Just to the upper left of the large circle, the two stacks of small buttons correspond to the four colored buttons on the top of your robot. A button in the left stack is shaded when the corresponding button on the robot is currently lit. A button in the right stack is shaded when the corresponding button on the robot is currently pushed. An asterisk in any of the buttons means the corresponding button on the robot is blinking. Toggle these buttons with your left mouse button. (NOTE: This button feature is not currently supported. Future releases of the BeeSoft Commander will support this feature.)

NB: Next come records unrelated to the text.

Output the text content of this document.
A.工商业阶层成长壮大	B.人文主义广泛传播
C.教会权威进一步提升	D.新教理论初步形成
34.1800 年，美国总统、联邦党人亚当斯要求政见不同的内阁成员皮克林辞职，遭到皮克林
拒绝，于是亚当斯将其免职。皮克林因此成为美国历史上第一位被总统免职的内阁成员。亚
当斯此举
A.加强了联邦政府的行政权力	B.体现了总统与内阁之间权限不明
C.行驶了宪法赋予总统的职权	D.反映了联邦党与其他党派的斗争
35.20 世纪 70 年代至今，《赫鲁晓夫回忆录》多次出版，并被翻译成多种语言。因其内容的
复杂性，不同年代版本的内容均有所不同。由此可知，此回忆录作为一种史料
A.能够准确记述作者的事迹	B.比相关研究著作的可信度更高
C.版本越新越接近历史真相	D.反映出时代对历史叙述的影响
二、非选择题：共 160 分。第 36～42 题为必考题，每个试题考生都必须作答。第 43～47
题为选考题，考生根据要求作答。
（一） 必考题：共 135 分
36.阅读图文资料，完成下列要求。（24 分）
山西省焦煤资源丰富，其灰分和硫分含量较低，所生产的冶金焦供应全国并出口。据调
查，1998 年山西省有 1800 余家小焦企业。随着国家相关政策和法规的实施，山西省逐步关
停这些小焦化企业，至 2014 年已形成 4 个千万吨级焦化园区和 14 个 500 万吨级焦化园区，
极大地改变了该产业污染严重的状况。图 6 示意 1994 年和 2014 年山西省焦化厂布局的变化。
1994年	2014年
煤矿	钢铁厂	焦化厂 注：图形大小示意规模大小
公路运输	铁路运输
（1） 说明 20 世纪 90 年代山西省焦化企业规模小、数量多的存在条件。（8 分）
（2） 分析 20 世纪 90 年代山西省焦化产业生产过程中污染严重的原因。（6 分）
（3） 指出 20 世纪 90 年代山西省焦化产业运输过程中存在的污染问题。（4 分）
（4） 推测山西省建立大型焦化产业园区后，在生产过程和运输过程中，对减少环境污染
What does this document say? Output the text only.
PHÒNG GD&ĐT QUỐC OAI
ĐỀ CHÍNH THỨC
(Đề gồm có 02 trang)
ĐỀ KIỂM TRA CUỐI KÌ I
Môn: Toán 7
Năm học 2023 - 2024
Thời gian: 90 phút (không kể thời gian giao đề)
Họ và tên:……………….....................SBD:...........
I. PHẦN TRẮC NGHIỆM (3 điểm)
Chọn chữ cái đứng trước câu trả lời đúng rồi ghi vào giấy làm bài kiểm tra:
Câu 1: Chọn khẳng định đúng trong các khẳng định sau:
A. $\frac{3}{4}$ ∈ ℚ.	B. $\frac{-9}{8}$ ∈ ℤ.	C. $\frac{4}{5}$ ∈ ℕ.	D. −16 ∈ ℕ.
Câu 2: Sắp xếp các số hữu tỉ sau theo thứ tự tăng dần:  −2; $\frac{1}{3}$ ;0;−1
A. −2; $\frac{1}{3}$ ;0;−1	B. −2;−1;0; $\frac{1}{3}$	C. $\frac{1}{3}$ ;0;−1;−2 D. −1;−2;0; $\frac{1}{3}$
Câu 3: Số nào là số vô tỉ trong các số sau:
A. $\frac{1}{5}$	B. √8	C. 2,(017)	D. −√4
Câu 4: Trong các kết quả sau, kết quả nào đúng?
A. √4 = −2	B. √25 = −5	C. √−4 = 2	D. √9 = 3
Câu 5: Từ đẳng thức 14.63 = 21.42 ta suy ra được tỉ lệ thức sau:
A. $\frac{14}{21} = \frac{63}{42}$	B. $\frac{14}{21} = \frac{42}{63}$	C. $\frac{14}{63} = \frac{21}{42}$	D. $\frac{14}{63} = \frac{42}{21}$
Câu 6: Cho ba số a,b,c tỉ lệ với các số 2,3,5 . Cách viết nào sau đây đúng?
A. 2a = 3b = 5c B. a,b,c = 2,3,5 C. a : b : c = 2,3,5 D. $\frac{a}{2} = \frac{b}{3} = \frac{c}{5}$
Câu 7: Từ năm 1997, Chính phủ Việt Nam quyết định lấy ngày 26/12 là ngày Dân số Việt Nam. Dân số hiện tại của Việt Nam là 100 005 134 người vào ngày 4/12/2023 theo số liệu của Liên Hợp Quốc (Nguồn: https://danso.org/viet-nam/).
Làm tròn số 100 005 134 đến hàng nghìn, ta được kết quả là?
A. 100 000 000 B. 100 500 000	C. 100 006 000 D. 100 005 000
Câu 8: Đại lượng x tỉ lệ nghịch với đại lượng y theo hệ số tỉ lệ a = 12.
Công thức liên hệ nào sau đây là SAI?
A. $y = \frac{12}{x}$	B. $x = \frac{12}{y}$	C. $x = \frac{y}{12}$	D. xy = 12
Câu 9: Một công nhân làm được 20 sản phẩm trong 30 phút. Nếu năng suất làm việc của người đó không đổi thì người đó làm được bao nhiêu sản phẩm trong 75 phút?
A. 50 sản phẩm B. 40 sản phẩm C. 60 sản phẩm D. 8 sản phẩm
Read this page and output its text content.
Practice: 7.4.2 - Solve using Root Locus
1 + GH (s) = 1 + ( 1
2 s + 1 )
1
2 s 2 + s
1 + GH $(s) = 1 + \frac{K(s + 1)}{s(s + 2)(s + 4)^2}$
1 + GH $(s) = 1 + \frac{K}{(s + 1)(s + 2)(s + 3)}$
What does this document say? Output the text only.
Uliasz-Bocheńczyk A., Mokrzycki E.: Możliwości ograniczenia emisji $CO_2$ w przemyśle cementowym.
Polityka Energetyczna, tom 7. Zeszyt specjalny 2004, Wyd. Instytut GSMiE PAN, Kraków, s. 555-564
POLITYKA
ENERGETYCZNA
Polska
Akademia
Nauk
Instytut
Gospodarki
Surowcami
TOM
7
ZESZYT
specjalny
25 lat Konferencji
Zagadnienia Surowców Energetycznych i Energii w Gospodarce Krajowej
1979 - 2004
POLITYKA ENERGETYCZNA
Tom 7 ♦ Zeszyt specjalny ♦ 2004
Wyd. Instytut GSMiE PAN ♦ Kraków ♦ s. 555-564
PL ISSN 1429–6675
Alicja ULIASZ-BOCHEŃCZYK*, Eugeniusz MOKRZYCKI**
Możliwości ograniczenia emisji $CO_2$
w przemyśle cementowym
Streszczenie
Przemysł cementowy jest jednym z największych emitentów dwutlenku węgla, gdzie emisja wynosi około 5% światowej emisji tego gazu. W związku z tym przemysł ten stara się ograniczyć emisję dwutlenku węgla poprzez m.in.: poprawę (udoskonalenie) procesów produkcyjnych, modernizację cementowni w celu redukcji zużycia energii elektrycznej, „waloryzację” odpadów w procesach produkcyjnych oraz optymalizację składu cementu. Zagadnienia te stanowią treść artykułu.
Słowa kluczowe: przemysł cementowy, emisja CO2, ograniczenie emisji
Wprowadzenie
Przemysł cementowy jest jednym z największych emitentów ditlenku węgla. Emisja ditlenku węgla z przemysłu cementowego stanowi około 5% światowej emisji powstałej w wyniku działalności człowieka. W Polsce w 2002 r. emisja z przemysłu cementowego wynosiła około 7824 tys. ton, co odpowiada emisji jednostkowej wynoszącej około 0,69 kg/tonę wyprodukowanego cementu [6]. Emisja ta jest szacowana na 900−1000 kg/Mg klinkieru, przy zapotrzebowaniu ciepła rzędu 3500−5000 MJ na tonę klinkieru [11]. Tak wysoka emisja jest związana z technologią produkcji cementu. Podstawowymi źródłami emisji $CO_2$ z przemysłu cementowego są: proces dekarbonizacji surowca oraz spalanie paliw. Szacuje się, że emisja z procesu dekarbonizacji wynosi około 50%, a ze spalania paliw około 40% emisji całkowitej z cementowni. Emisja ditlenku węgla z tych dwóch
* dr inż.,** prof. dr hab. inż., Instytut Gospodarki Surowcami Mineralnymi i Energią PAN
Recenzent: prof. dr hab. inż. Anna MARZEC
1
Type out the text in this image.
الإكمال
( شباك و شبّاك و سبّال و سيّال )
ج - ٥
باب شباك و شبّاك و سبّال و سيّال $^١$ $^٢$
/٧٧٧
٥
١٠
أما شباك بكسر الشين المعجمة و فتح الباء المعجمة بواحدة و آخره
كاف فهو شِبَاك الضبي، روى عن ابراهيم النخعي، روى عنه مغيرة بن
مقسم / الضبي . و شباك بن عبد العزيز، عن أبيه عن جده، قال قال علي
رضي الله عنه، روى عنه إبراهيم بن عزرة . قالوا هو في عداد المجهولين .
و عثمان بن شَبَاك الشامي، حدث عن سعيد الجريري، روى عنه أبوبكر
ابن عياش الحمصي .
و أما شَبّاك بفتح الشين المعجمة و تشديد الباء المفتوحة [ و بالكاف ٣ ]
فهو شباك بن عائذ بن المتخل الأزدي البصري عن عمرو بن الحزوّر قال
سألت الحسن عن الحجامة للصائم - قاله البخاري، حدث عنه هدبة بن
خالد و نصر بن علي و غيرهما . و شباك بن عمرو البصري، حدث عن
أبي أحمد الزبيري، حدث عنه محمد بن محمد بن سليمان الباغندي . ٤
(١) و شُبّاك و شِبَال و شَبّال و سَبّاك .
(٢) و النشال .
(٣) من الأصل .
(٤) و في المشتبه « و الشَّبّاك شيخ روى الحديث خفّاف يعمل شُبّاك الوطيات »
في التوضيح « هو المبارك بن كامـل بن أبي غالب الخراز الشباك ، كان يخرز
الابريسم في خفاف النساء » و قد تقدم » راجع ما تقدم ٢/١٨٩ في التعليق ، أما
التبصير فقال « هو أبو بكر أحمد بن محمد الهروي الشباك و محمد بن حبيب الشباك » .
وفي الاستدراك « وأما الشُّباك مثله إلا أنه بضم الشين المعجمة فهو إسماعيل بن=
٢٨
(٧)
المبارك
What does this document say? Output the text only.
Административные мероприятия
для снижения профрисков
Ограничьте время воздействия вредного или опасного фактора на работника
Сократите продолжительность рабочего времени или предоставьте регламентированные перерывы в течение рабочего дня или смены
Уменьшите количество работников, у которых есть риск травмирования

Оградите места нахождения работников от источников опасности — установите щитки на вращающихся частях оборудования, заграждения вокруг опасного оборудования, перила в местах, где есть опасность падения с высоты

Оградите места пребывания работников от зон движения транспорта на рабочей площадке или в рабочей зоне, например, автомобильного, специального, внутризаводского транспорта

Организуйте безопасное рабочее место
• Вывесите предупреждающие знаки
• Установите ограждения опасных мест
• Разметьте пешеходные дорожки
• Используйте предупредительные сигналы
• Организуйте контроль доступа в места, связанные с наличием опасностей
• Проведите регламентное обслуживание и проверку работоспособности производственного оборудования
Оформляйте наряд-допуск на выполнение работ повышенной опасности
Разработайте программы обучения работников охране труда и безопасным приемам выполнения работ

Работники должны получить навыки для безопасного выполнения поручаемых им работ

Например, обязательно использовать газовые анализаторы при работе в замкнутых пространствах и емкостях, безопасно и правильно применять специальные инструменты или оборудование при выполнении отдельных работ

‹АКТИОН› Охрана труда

At the upper middle part of the display, you’ll see the Pan/Tilt Window. Horizontal and vertical bars at the lower and left edges indicate the pan/tilt head’s current position. When you first start up the BeeSoft Commander, this window shows a test pattern; during robot operation — if your robot carries one or two cameras — you’ll see here a coarse greyscale image of what your robot is seeing. Underneath the display area is a 3 position toggle for pan/tilt head motion speed. The default is normal speed; other values are high and low.

At the upper right, the Map Window displays a bird’s eye view of your robot’s path as it explores its surroundings. Back in Chapter 4, Making Your Robot Move, you learned about the colliServer parameter file called colli_modes.ini, in which you can define the scale represented by the map, as well as several other variables of interest.

Arrayed along the lower part of the display are a collection of control buttons and indicators that tell you which robot hardware and software subsystems are active.

Beneath the Pan/Tilt Window, you’ll see a button labeled colliServer. This button lets you toggle among three modes of collision-avoidance motion offered by colliServer: default, fast and random. In fast mode, the robot has a higher maximum speed, and is slightly more aggressive in its movements. See the information on the colliServer, in Chapter 4, Making Your Robot Move for more details on colliServer modes and how to use them.